Laporan tersebut dibuat Samsodin selaku kuasa hukum ahli waris H. Abdul Salam bin Salim. Berdasarkan Surat Tanda Terima Laporan Pengaduan, laporan diterima di Polres Metro Bekasi pada Minggu, 23 Agustus 2026.
Dalam laporan tersebut, Samsodin mengadukan dugaan pemalsuan dokumen yang berkaitan dengan proses penerbitan sertifikat tanah melalui program Pendaftaran Tanah Sistematis Lengkap (PTSL).
Objek tanah yang dipersoalkan berada di wilayah Kampung Jiun, Desa Karangsari, Kecamatan Cikarang Timur, Kabupaten Bekasi. Tanah tersebut disebut memiliki bukti kepemilikan berupa Letter C Nomor 87, Persil 137, Klas S.II/6, Blok 015 serta SPPT Nomor 32.18.041.008.015-0074.0.
![]() |
| Poto ist: Bukti Laporan |
Menurut uraian dalam laporan pengaduan, tanah tersebut kemudian diajukan dalam program PTSL. Namun, setelah dilakukan pengecekan, Samsodin menduga terdapat dokumen yang digunakan dalam proses tersebut yang tidak sesuai dengan data kepemilikan.
Dokumen yang dipersoalkan di antaranya Akta Jual Beli (AJB) Nomor 448/TB-IV-1990 tertanggal 5 April 1990. Dalam laporan tersebut, Samsodin mempertanyakan adanya perbedaan nama yang tercantum dalam dokumen tersebut.

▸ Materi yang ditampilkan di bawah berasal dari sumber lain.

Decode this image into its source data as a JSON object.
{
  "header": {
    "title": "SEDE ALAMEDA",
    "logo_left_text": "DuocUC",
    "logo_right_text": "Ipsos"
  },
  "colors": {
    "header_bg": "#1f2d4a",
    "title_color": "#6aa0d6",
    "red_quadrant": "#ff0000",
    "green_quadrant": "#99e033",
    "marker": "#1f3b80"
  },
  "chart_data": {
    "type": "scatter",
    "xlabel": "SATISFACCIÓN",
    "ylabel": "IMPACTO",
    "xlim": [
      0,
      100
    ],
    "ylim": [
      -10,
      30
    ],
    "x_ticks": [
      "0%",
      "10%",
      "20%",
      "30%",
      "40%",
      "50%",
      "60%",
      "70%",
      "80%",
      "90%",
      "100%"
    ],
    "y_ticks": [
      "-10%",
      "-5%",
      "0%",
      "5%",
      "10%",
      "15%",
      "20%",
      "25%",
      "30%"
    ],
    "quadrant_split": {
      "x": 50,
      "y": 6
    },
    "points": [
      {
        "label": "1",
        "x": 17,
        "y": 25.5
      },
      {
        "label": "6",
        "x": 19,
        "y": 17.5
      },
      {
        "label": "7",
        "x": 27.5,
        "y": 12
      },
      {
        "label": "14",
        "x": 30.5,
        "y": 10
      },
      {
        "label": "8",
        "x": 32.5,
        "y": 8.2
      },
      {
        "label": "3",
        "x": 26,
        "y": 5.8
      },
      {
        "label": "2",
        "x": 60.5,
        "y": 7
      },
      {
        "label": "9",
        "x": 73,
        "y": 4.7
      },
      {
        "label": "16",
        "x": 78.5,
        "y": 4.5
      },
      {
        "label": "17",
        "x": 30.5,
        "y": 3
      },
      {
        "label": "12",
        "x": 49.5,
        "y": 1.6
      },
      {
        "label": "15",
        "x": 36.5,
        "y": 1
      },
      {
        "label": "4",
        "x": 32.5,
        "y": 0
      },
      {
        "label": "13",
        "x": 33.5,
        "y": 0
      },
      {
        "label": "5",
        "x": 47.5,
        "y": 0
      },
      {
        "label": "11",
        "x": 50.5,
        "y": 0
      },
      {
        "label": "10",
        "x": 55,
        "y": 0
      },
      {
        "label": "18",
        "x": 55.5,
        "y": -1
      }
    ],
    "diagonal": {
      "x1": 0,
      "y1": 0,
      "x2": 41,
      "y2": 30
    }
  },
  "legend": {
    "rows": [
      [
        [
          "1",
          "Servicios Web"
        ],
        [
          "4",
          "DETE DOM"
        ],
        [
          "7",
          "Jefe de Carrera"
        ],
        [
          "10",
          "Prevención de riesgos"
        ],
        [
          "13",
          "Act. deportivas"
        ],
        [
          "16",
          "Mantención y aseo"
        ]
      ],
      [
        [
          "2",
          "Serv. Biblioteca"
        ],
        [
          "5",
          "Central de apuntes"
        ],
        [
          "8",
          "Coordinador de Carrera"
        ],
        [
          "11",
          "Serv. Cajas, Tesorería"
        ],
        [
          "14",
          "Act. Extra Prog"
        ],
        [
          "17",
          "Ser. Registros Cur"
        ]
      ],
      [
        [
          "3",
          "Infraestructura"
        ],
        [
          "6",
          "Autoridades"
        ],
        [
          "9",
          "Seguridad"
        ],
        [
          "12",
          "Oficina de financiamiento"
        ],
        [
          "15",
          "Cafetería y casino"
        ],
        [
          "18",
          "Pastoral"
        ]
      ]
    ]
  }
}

Atas dugaan itu, Samsodin kemudian mendatangi Polres Metro Bekasi untuk membuat laporan pengaduan dan meminta aparat penegak hukum melakukan pemeriksaan serta penyelidikan terhadap dokumen dan pihak-pihak yang berkaitan dengan persoalan tersebut.
Sebelumnya, Kuasa hukum korban Mohamad Samsodin telah bersurat dan mendatangi kantor Kepala Desa Karangsari agar perkara yang sedang ditangani menghasilkan langkah penyelesaian dengan musyawarah atau persuasif.
Kepada Wartakinian.com, Samsodin menjelaskan pokok perkara sesungguhnya, bahwa pada tahun 2015 dan 2016 Kepala Desa Karangsari membuat surat keterangan untuk kliennya bahwa objek tanah tersebut adalah milik almarhum H. Salam bin Salim berdasarkan transaksi jual beli yang diketahui oleh desa dan kecamatan.
Namun pada tahun 2025, kata Samsodin, kepala desa membuat surat keterangan atas objek tanah tersebut kepada orang lain mendasar AJB yang tidak teregister di PPAT Kecamatan Cikarang Utara maupun Cikarang Timur.
"Dan diketahui AJB Nomor 448 sesungguhnya terdaftar milik orang lain, atas surat keterangan tersebutlah korban merasa kehilangan objek tanah tersebut yang saat ini telah terbit sertifikat atas nama pihak lain selaku pemohon sertifikat," pungkasnya.
Hingga berita ini ditayangkan pihak terkait belum dapat dikonfirmasi.